Surface Condition and Post-Fabrication Treatment

The surface condition of stainless steel has a large and frequently underestimated influence on pitting performance. The principal surface treatments are:

• Passivation (ASTM A967, ASTM A380): Immersion in 20–50% nitric acid or 5–10% citric acid solution removes free iron from the surface, dissolves near-surface MnS inclusions, and improves the Cr/Fe ratio in the passive film. Essential after machining and fabrication before chloride service. Citric acid is preferred for operator safety without performance penalty.
• Electropolishing: Anodic dissolution in phosphoric/sulphuric acid mixture removes surface peaks and valleys, reduces surface roughness to Ra < 0.5 μm, and creates a highly Cr-enriched surface passive film with 50–200 mV improvement in E_pit relative to mechanically polished surfaces. Standard for pharmaceutical and high-purity food-grade stainless.
• Post-weld pickling and passivation: Weld heat tint (the oxide layer formed during welding) has a significantly lower Cr/Fe ratio than the base metal passive film, making it preferentially susceptible to pitting.

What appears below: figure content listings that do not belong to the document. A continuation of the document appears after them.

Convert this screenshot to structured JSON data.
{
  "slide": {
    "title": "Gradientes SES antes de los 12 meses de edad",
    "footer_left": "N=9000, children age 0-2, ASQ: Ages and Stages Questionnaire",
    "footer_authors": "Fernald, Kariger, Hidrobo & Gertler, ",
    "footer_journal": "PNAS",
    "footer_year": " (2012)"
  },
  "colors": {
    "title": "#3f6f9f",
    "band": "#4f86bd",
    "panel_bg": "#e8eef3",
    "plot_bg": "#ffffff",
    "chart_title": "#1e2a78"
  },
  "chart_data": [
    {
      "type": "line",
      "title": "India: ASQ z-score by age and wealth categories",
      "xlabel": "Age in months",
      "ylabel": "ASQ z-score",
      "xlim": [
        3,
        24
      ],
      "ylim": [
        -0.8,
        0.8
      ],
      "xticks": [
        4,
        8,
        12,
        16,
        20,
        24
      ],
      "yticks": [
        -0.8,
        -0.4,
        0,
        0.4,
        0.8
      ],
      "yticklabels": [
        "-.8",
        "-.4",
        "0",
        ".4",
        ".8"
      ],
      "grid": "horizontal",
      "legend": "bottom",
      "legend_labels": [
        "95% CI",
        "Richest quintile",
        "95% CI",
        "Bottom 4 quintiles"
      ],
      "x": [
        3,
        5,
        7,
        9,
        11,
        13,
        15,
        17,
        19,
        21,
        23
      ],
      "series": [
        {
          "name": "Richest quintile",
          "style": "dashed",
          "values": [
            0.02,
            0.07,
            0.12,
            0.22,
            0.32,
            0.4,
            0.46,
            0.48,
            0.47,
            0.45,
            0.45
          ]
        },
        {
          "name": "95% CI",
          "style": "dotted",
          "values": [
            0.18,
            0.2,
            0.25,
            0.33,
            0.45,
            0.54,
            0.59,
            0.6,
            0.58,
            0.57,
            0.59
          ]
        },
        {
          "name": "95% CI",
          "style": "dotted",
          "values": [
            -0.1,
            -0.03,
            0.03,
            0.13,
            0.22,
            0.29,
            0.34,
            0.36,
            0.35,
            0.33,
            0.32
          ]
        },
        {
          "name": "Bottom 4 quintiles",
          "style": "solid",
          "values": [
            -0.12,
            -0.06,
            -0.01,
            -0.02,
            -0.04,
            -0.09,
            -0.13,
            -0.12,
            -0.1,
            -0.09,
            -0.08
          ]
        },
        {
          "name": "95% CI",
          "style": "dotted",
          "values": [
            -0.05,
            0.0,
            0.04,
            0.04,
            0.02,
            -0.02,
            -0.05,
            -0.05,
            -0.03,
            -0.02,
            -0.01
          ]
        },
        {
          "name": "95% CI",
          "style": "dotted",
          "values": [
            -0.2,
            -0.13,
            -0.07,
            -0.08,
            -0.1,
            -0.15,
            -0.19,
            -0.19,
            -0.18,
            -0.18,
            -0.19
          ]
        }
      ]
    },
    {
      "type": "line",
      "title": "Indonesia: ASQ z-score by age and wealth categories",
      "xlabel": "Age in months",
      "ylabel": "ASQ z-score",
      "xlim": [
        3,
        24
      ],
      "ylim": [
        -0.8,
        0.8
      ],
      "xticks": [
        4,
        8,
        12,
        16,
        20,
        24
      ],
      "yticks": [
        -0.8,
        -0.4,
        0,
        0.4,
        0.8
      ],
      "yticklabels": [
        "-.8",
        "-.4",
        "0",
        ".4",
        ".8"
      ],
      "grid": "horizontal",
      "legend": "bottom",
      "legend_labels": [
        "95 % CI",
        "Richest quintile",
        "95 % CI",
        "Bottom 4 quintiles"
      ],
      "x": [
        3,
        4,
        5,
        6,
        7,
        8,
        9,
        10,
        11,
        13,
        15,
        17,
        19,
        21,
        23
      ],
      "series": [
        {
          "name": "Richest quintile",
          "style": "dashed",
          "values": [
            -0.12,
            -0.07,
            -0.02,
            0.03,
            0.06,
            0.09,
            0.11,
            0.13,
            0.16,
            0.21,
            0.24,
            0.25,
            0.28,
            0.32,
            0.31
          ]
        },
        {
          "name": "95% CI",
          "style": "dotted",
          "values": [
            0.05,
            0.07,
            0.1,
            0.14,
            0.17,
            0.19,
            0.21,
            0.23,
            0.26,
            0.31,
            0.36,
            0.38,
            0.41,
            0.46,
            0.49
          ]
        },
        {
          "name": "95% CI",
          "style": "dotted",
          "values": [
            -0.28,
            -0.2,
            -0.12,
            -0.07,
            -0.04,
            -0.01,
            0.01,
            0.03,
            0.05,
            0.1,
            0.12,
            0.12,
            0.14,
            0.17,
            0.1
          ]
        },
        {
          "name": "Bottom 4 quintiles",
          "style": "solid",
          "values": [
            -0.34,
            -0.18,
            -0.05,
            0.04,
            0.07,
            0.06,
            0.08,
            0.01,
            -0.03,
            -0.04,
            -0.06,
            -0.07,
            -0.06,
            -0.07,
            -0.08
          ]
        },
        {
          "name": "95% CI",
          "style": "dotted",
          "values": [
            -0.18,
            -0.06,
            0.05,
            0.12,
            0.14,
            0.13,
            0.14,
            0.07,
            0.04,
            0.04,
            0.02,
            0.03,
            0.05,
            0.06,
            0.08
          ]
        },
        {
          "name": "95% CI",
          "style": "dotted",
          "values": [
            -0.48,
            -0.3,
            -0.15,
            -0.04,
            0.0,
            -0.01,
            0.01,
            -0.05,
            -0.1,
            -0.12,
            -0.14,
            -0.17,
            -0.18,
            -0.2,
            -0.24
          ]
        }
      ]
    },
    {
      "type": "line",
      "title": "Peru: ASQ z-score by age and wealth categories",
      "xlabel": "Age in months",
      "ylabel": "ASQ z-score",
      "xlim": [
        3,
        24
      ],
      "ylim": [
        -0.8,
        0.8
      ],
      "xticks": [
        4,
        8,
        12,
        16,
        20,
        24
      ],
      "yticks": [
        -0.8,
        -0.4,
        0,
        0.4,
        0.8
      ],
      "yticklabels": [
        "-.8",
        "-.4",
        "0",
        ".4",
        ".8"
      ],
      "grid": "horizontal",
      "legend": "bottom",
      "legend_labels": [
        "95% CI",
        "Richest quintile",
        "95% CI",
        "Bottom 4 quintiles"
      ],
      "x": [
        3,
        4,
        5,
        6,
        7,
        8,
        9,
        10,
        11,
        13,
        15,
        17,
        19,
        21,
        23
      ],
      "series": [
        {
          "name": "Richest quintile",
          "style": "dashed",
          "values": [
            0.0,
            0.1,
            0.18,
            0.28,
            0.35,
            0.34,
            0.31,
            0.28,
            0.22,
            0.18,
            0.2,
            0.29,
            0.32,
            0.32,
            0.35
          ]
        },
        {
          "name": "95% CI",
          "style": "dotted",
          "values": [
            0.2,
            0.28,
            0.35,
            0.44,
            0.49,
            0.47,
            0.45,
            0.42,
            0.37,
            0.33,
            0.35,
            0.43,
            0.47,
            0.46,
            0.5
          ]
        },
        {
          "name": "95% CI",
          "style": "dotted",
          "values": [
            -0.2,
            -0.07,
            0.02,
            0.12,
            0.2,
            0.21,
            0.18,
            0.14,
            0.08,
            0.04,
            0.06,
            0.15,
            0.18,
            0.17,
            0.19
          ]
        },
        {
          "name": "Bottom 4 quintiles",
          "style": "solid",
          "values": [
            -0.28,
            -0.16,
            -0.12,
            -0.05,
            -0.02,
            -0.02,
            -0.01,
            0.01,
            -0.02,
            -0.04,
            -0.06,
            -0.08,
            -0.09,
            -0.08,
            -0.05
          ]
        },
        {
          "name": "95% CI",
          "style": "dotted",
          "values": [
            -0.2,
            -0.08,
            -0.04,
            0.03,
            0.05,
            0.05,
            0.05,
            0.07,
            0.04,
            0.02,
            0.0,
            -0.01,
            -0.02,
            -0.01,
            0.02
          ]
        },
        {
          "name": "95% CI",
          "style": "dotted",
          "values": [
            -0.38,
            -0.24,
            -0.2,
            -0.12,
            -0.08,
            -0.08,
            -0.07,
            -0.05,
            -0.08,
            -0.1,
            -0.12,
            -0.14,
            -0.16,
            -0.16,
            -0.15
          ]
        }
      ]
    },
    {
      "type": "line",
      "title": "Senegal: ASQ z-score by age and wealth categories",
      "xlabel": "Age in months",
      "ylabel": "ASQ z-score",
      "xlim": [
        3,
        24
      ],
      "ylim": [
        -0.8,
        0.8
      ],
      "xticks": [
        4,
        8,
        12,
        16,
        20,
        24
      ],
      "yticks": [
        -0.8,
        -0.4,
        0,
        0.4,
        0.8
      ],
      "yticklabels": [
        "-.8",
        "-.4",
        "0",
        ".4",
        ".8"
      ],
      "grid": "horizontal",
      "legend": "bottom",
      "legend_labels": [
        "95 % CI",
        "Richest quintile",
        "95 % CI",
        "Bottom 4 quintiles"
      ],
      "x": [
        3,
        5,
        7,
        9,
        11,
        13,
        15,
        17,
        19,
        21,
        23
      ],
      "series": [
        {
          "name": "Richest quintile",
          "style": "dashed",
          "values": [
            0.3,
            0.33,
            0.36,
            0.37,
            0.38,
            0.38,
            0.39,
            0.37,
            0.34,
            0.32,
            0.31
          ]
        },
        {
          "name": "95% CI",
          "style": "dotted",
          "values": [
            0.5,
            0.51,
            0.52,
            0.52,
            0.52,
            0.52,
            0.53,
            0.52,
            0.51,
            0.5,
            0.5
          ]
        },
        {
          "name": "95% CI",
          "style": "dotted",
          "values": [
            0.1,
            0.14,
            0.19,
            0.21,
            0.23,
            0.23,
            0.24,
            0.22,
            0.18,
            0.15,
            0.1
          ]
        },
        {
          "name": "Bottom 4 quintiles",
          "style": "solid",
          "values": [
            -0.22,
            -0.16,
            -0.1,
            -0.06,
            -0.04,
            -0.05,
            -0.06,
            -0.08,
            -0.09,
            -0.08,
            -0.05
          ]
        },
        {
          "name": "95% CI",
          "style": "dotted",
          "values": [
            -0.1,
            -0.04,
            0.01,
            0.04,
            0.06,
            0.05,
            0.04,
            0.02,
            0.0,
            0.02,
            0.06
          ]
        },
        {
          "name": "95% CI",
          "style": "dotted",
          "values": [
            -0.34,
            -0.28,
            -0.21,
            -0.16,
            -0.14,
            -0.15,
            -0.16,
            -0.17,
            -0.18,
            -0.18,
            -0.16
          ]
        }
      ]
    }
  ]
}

Acid pickling using HF/HNO₃ or citric acid followed by passivation must be performed on all welds in chloride service before hydrotest or commissioning. For the metallurgical effects of welding on stainless steel microstructure and corrosion resistance, see the MetallurgyZone guide on HAZ microstructure.

Cathodic Protection

Polarising the structure below the repassivation potential E_prot will arrest existing pits and prevent new ones from nucleating, regardless of chloride concentration or temperature. This approach is used for stainless steel heat exchangers with seawater cooling: aluminium or zinc sacrificial anodes, or impressed current systems, hold the tube sheet potential well below E_prot. Monitoring the potential is essential — over-protection (excessively negative potential) can cause hydrogen evolution and potentially hydrogen-assisted cracking in high-strength grades. See the MetallurgyZone article on hydrogen-induced cracking for the metallurgical context.